Messieurs les députés,
Mesdames et messieurs les élus,
Mesdames et messieurs les préfets,
Mesdames, Messieurs,
Je suis très heureuse d'être parmi vous.
Ma présence à vos côtés aujourd'hui, au sein du ministère de la santé, prouve l'importance que j'accorde à la santé et à l'enjeu qui nous rassemble.
Cet enjeu est un enjeu de taille : la réduction des inégalités de santé.
Je me réjouis de l'ampleur de la mobilisation pour agir ensemble contre cette injustice sociale.
Je n'ai pas pu assister au séminaire « santé et Contrats Urbains de Cohésion Sociale », organisé à Bordeaux, en octobre dernier. Je le regrette. Mais je sais que vos travaux ont été fructueux et qu'ils permettront une meilleure prise en compte de la santé des habitants des quartiers populaires.

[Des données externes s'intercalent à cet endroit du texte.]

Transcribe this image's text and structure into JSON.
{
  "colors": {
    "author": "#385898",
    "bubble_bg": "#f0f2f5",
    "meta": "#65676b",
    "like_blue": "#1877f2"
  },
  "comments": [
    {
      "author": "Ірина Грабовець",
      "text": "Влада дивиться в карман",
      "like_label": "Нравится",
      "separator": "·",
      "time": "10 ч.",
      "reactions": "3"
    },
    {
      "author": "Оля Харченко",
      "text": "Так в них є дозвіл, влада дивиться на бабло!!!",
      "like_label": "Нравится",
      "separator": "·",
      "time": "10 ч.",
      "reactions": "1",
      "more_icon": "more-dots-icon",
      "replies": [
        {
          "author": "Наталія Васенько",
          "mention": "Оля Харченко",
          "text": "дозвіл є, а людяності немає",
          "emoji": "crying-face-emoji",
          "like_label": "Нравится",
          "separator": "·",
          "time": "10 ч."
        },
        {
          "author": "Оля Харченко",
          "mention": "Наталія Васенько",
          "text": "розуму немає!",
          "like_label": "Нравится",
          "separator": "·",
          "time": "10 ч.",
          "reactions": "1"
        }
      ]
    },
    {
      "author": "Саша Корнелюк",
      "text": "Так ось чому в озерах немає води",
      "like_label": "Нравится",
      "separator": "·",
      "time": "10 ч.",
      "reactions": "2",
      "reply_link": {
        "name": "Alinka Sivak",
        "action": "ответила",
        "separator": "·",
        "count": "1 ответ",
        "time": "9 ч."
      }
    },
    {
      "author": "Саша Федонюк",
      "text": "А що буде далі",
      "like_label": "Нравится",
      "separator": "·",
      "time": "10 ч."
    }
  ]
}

Parce que le constat est accablant et vous le connaissez comme moi. Alors que l'on affirme régulièrement avoir en France le meilleur système de santé, alors que l'on se réjouit de l'allongement de l'espérance de vie des Français, les inégalités de santé, tant géographiques et territoriales que sociales, se creusent.
En France,
- on a plus de risques d'être en surpoids si on habite la région Nord que si on habite la région PACA.
- on a moins de chance de bénéficier d'une action de prévention si on habite un quartier choc que si on habite un quartier chic.
- On est souvent victime de discrimination à l'accès aux soins si on est bénéficiaire de la couverture maladie universelle (CMU). Or, je vous le rappelle, les bénéficiaires de la CMU sont 2,4 fois plus nombreux dans les zones urbaines sensibles qu'ailleurs.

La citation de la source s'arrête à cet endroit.